I tardigradi sono praticamente indistruttibili e ora sappiamo perché
Un recente studio dimostra che i radicali liberi segnalano alle creature di attivare il meccanismo difensivo della criptobiosi
I tardigradi (letteralmente “lenti camminatori”) possono essere considerati una sorta di supereroi del mondo microscopico (gli esemplari più grandi non superano gli 1,5mm): pur non potendo competere con Flash in quanto a velocità, la loro resistenza fisica non ha nulla da invidiare a La Cosa.
Affettuosamente soprannominati “orsi acquatici” o “maialini del muschio” per il loro aspetto, modo di camminare e ambiente naturale, essi sono in grado di sopravvivere alle condizioni più estreme, come il vuoto dello spazio o temperature prossime allo zero assoluto.
Di conseguenza, è da tempo che gli scienziati cercano di capire come fanno i tardigradi a essere praticamente indistruttibili (il che, tra le altre cose, li rende candidati ideali per futuri viaggi interstellari), ma finora senza troppo successo.
Recentemente, però, è stato pubblicato su PLOS ONE uno studio che descrive la scoperta di uno dei meccanismi fondamentali alla base della loro resistenza: una sorta di “interruttore” molecolare che attiva una temporanea robustezza.
Tardigradi e radicali liberi
All’interno di un atomo esistono vari orbitali (ne ho parlato qui), ognuno dei quali è in grado di ospitare una coppia di elettroni con spin opposti; nel caso in cui in almeno un orbitale ci sia un solo elettrone spaiato, l’atomo viene detto radicale (libero).
Come prevedibile, tale situazione instabile fa sì che esso tenda a reagire con l’ambiente circostante, allo scopo di “catturare” elettroni per raggiungere l’agognata stabilità, in un processo noto come ossidazione.
Così facendo, però, i radicali liberi danneggiano le cellule e composti quali il DNA o le proteine; ma in piccole quantità essi possono fungere da utile meccanismo di segnalazione.
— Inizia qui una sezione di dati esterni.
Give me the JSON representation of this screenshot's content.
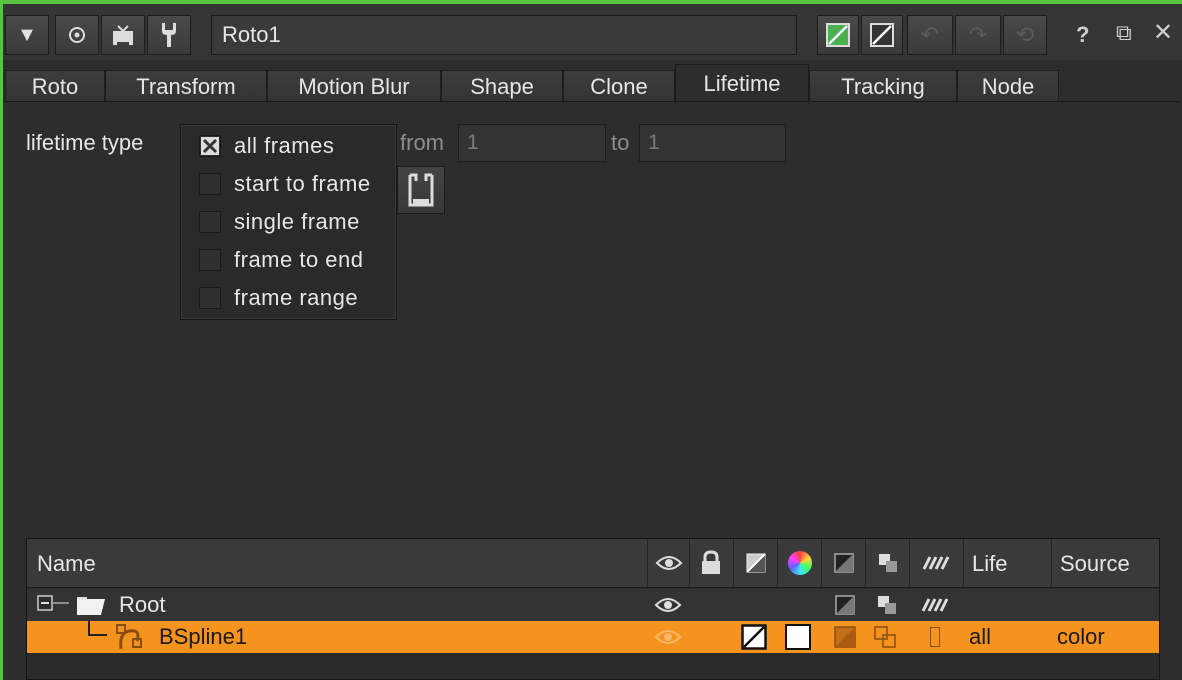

“Che c’entra tutto ciò coi tardigradi?”, mi direte. Beh, come a volte capita in ambito scientifico, la ricerca di cui stiamo parlando ebbe inizio in maniera piuttosto casuale: Derrick Kolling, chimico presso la Marshall University e uno degli autori dello studio, decise impulsivamente di inserire un tardigrado in un macchinario in grado di rilevare radicali liberi.
L’esperimento ebbe esito positivo e quando Kolling lo comunicò alla collega Leslie Hicks, chimica della University of North Carolina e altra autrice dello studio, quest’ultima iniziò a chiedersi se tali atomi potessero giocare un ruolo nella straordinaria resistenza dei tardigradi.
Le ragioni alla base dell’ipotesi sono presto dette: se è vero che i radicali liberi sono prodotti all’interno delle cellule dai normali processi metabolici, essi vengono anche generati in risposta a elementi di stress ambientale, come fumo o altri inquinanti.
Criptobiosi, cisteina e i risultati degli esperimenti
Per mettere alla prova tale ipotesi, i ricercatori sottoposero i tardigradi a varie situazioni di stress, tra cui livelli elevati di sale, zucchero o perossido d’idrogeno (la comune acqua ossigenata), come riporta Meghan Bartels su Scientific American.
In tali situazioni, gli animaletti si appallottolano ed entrano in uno stato temporaneo di letargo detto criptobiosi. Dato che precedenti studi di Hicks mettevano in evidenza interazioni tra radicali liberi e cisteina (una componente chiave delle proteine), si pensò di verificare se ci fosse un collegamento con la criptobiosi.
A tale scopo, i ricercatori esposero i tardigradi a vari tipi di molecole note per la loro capacità di bloccare l’ossidazione della cisteina, impedendo quindi la stabilizzazione dei radicali liberi prodotti in condizioni di stress.
Et voilà, in tali casi si vide che i poveretti non riuscivano a indurre il meccanismo protettivo della criptobiosi. Ma niente paura: i tenaci orsi acquatici hanno a disposizione anche altre armi difensive.
Il passo successivo nella ricerca sarà quindi studiare queste altre tecniche di sopravvivenza, oltre a condurre esperimenti anche su diverse specie di tardigradi (per il momento, infatti, i ricercatori si sono limitati all’Hypsibius exemplaris).
Progressi in merito saranno verosimilmente utili anche in altri settori di ricerca, come quello dell’invecchiamento o del viaggio nello spazio, dove è risaputo che l’azione dei radicali liberi è in grado di danneggiare DNA e proteine.